Pozelimab

Monoclonal antibody
- Type: Whole antibody
- Source: Human
- Target: Complement C5

Clinical data
- Trade names: Veopoz
- Other names: REGN-3918, pozelimab-bbfg
- AHFS/Drugs.com: Monograph
- MedlinePlus: a623055
- License data: US DailyMed: Pozelimab;
- Routes of administration: Intravenous, subcutaneous
- ATC code: L04AJ11 (WHO) ;

Legal status
- Legal status: US: ℞-only;

Identifiers
- CAS Number: 2096328-94-6;
- DrugBank: DB15218;
- UNII: 0JJ21K6L2I;
- KEGG: D11477;

Chemical and physical data
- Formula: C_{6418}H_{9898}N_{1690}O_{2026}S_{42}
- Molar mass: 144496.11 g·mol^{−1}

= Pozelimab =

Medication

Pozelimab, sold under the brand name Veopoz, is a recombinant monoclonal antibody used for the treatment of CD55-deficient protein-losing enteropathy, also known as CHAPLE disease. Pozelimab is a complement inhibitor. It is produced using recombinant DNA technology in Chinese hamster ovary cells.

The most common adverse reactions include upper respiratory tract infections, fractures, hives, and alopecia.

Pozelimab was approved for medical use in the United States in August 2023. It is the first FDA-approved treatment for CHAPLE disease. The US Food and Drug Administration (FDA) considers it to be a first-in-class medication.

== Medical uses ==
Pozelimab is indicated for the treatment of people with CD55-deficient protein-losing enteropathy, also known as CHAPLE disease.

CHAPLE—which stands for complement hyperactivation, angiopathic thrombosis, and protein-losing enteropathy—is an inherited immune disease that causes the complement system (the part of your immune system that defends the body against injury and foreign invaders like bacteria and viruses) to become overactive. It is caused by mutations of the complement regulator CD55 gene, which can lead to the complement system attacking the body's own cells. CHAPLE disease is a rare disease, with fewer than 100 participants diagnosed worldwide. Symptoms can include abdominal pain, nausea, vomiting, diarrhea, loss of appetite, weight loss, impaired growth, and edema (swelling). Severe thrombotic vascular occlusions (blockage of blood vessels) can also occur among participants with CHAPLE disease, which can be life-threatening.

== Adverse effects ==
The US prescribing label for pozelimab has a boxed warning for serious meningococcal infections.

The most common adverse reactions (in 2 or more patients) are upper respiratory tract infection, fracture, urticaria, and alopecia.

== History ==
The efficacy and safety of pozelimab was evaluated in a single-arm study (NCT04209634), in which participants' outcomes were compared to pre-treatment data in participants with active CD55-deficient protein-losing enteropathy who had hypoalbuminemia. Participants' diagnoses were based on a clinical history of protein-losing enteropathy symptoms and with a confirmed genotype of biallelic CD55 loss-of-function mutation. Active CD55-deficient protein-losing enteropathy was defined as hypoalbuminemia (serum albumin concentration of ≤3.2 g/dL) with one or more of the following signs or symptoms within the last six months: diarrhea, abdominal pain, peripheral edema, or facial edema.
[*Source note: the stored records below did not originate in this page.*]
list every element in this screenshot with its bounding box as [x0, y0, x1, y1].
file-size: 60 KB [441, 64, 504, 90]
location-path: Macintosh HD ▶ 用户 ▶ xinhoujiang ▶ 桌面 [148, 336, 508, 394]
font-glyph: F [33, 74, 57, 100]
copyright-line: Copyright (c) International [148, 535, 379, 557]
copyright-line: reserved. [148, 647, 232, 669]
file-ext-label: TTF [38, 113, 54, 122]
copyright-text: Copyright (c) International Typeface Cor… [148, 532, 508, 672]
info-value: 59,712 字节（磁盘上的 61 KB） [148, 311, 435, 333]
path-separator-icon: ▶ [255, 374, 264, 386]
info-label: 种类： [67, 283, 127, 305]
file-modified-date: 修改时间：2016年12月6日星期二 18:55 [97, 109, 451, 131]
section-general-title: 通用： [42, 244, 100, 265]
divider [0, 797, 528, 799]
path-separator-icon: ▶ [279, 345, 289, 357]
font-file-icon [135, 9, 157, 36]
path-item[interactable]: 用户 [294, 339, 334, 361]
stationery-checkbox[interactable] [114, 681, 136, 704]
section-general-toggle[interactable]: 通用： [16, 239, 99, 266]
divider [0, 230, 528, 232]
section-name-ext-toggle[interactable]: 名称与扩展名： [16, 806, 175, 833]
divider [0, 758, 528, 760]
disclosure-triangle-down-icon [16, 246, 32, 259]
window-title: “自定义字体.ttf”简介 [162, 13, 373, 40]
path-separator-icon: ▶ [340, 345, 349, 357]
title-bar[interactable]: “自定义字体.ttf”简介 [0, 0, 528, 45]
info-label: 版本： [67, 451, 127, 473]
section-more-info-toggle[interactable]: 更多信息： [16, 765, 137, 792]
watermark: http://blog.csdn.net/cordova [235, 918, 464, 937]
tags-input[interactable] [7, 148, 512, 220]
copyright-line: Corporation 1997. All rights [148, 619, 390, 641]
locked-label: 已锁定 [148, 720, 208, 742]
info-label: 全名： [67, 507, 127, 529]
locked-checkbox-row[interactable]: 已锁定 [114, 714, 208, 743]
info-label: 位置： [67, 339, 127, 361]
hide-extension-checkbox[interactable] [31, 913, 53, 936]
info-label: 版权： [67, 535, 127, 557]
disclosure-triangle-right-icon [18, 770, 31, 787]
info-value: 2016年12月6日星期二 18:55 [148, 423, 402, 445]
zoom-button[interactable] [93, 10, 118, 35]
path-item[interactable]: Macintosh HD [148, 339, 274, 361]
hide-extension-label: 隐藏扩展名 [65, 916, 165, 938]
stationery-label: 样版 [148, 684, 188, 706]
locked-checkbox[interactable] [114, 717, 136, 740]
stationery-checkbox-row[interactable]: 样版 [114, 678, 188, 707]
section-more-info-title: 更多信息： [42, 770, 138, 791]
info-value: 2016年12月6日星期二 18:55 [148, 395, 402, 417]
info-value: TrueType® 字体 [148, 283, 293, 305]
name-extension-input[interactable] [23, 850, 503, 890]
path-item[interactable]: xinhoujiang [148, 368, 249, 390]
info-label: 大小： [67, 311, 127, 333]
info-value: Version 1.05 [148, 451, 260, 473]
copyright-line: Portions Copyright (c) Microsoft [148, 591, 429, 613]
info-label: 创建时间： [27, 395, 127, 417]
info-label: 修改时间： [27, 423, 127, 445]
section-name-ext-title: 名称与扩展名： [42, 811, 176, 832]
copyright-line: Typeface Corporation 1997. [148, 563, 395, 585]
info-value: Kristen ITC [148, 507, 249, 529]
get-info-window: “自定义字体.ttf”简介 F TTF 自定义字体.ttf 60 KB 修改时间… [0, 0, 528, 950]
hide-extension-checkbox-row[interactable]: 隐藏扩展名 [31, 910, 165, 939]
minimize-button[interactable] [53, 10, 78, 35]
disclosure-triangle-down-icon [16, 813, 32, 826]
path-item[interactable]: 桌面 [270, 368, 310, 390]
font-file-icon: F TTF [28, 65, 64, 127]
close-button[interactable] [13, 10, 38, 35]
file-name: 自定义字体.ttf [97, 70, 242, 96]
The U.S. Food and Drug Administration (FDA) granted the application for pozelimab fast track, orphan drug, and rare pediatric disease designations.

== Society and culture ==
=== Legal status ===
Pozelimab was approved for medical use in the United States in August 2023. The FDA granted the application for pozelimab fast track, priority review, and orphan drug designations.

=== Names ===
Pozelimab is the international nonproprietary name.